Unterziehen wir noch kurz die anderen Adaptionen der Harris-Romane einer kurzen, musikalischen Betrachtung. Alle vier Filme haben stilistisch sehr unterschiedliche Soundtracks. Die Musik von „Manhunter“, komponiert von Michel Rubini und The Reds, klingt sehr nach den 80ern und wirkt leider hoffnungslos veraltet. Für „Das Schweigen der Lämmer“ komponierte Howard Shore einen sehr zurückhaltenden, aber nichts desto trotz gut funktionierenden Suspense-Score, der als vom Film getrenntes Hörerlebnis allerdings eher dröge ist. Sowohl Hans Zimmers „Hannibal“ als auch Danny Elfmans „Roter Drache“ konkurrieren für mich um den Titel „Bester Hannibal-Lecter-Soundtrack“. Für Ridley Scotts Film komponierte Zimmer etwas, das zur grandios-barocken Atmosphäre des Films passt und sowohl die Düsternis (durch elektronische Manipulation und schrille Töne) als auch Hannibals kulturelle Seite (durch das Einflechten klassischer Stücke und Stilanleihen bei Johann Sebastian Bach) hervorragende repräsentiert. Der musikalische Höhepunkt des Franchise ist in Form der von Patrick Cassidy komponierten Arie Vide Cor Meum ebenfalls in Scotts „Hannibal“ zu finden.
Elfman schließlich komponierte einen klassischen, recht brutalen Horror-Score im Stile Bernhard Herrmans, dessen dominante Motive allerdings in erster Linie Francis Dolarhyde und nicht Hannibal Lecter repräsentieren.
Um nun wieder zu Reitzells Musik zurückzukehren: Im Grunde versucht die Serie, musikalisch eine ähnliche Dualität zu etablieren, wie Hans Zimmer es tut, nur ist der Erfolg in meinen Augen weitaus geringer. Die klassischen Stücke, die etwa eingespielt werden, wenn Hannibal gerade kocht, funktionieren gut, aber, aber zwischen diesen und Reitzells‘ Suspense-Musik gibt es so gut wie keine Verbindung. Mehr noch, besagte Suspense-Musik besteht vor allem aus repetitiven Klangfiguren und viel Sounddesign. Wie gesagt, das hängt vor allem mit meiner persönliche Vorliebe zusammen, aber ich hätte mir eine (orchestrale) Mischung der Herangehensweisen von Hans Zimmer und Danny Elfman gewünscht, vielleicht von einem Komponisten wie Roque Baños.

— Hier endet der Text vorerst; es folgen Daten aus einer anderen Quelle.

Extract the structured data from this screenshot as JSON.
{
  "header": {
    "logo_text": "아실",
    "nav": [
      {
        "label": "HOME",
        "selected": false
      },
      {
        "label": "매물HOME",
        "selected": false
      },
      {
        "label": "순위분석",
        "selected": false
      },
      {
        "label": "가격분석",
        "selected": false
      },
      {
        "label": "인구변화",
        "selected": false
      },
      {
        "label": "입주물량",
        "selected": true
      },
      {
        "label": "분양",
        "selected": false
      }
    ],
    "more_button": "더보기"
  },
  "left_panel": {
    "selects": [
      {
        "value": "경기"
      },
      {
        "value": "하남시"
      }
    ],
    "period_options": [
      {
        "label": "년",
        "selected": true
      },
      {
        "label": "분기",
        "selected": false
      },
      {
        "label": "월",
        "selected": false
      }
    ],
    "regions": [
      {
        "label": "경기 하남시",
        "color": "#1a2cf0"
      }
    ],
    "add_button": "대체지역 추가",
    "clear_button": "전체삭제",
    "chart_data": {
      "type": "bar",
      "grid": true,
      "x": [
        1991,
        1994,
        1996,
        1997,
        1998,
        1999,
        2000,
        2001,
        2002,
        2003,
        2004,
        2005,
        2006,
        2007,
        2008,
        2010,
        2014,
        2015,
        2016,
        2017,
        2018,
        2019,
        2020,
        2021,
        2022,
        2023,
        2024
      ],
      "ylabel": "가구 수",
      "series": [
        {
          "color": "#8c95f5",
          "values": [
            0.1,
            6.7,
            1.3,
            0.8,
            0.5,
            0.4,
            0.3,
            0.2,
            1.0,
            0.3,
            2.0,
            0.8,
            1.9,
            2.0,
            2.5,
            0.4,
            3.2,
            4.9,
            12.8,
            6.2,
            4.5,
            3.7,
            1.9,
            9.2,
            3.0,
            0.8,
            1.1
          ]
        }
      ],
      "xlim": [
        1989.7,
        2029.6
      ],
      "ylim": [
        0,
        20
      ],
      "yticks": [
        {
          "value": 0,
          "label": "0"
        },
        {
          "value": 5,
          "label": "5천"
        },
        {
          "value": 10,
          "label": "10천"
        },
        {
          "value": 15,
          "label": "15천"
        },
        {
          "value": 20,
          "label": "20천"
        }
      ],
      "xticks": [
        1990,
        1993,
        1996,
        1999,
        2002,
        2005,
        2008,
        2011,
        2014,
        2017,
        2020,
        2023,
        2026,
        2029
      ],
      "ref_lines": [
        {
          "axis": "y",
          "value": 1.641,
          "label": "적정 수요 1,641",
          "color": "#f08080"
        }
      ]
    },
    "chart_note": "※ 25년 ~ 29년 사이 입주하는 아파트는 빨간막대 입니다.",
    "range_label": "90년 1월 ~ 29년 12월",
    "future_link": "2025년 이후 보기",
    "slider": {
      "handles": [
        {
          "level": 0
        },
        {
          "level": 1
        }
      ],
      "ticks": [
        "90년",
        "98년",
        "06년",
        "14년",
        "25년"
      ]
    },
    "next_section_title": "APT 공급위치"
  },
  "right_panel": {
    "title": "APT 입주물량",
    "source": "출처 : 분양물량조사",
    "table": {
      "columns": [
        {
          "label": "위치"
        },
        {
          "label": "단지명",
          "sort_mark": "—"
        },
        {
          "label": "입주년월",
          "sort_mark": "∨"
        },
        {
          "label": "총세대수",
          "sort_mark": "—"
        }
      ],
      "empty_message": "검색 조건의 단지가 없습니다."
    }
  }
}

Allerdings finde ich es toll, dass in der ohnehin schon genialen Finalszene der ersten Staffel das Vide Cor Meum erklingt.

Fazit
„Hannibal“ ist nicht nur eine gelungene Neuinterpretation des hochgebildeten Kannibalen und der anderen Charaktere von Thomas Harris, sondern auch eine eindringliche, enorm spannende und rundum gelungene Thriller/Horror-Serie, die ihresgleichen sucht. Vollste Empfehlung für alle Fans von Hannibal Lecter und all jene, die gute Serienkost schätzen und keinen schwachen Magen haben.